What's Normal in Basketball Players' Knees Is Abnormal in the Rest of Us.
"And then in the pros, if you know what is considered 'normal' and then the player gets an MRI for knee pain, you are not as likely to attribute the knee pain to what is 'normal'," she says.
John E. Madewell, MD, professor of radiology in the diagnostic imaging division at the University of Texas M.D. Anderson Cancer Center, in Houston is familiar with Major's work.
"What she is concerned with is that if a patient sustains an injury and you don't know if what you see on the MRI is related to the injury or something that is preexisting," he tells WebMD.

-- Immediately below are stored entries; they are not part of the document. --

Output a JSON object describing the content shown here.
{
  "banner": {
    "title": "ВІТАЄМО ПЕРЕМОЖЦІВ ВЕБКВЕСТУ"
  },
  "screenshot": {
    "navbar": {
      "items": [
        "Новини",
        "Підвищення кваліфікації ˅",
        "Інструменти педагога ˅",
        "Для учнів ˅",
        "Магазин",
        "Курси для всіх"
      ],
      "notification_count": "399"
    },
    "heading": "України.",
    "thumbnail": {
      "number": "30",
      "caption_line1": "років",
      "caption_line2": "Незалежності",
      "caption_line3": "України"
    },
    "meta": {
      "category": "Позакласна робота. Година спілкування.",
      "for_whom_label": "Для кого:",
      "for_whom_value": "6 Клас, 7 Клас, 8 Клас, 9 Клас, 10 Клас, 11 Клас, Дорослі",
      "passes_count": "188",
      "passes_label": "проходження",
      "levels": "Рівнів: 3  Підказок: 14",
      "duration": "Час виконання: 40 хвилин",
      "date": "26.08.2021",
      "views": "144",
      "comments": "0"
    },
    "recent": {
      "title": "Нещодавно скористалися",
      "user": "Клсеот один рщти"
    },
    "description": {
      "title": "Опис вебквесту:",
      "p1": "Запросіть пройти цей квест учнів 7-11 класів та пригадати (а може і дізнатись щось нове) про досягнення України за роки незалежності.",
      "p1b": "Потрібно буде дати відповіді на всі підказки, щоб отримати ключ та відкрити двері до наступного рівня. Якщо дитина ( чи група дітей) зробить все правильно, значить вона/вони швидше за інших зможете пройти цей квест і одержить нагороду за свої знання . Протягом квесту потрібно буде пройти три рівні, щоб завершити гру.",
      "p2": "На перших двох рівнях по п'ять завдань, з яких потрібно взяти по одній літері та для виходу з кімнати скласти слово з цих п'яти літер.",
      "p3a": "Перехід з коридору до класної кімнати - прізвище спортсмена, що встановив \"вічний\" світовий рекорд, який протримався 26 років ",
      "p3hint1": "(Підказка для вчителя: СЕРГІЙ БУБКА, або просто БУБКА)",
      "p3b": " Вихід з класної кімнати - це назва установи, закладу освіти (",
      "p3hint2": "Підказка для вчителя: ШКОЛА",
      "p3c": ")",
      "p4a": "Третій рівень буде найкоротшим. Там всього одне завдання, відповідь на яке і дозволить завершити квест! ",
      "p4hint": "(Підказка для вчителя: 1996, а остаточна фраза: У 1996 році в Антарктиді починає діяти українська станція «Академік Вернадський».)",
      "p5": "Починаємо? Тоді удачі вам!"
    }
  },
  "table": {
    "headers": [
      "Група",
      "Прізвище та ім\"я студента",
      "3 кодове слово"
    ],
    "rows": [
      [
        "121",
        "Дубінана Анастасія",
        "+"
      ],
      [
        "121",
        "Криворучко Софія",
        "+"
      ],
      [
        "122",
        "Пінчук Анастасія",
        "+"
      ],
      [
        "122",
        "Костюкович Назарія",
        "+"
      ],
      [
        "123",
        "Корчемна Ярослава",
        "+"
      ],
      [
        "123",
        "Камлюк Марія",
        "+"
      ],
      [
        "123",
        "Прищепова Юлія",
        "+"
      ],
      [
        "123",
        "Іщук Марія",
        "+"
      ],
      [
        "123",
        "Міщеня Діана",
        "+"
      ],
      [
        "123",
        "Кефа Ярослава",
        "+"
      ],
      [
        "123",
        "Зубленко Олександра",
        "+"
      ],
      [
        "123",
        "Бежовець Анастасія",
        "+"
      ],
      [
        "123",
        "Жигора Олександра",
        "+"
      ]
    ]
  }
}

"It's feasible to do baseline MRIs on all college basketball players [but] MRI is costly so there would be a financial impact," he says. "More studies would be needed if something like this were to take place in all college athletes."
He says that studies would have to clearly show that the benefits of such screening outweigh its costs.
Ronald P. Grelsamer, MD, chief of knee and hip surgery at Maimonides Hospital and an orthopedic surgeon at the Hospital for Joint Diseases, both in New York has this to say: "I agree with the premise that a lot of tears are really not tears. People are very commonly told that they have tears, and because of that they need surgery," he says.
But in reality, "it's not a tear and the necessity for surgery is incorrect," says Grelsamer, author of the forthcoming book "What Your Doctor Won't Tell You About Knee Pain and MRIs," due out from Warner Books in February 2002.
"The concept of getting an MRI prior to athletic activities is theoretically reasonable. Whether or not it's cost-effective is a different story," he says. "Is it worth the money to get MRIs in all these people before hand?"
Grelsamer adds that "an experienced knee doctor can recognize on the MRI many of the so-called false-positives or tears that aren't really tears," he says.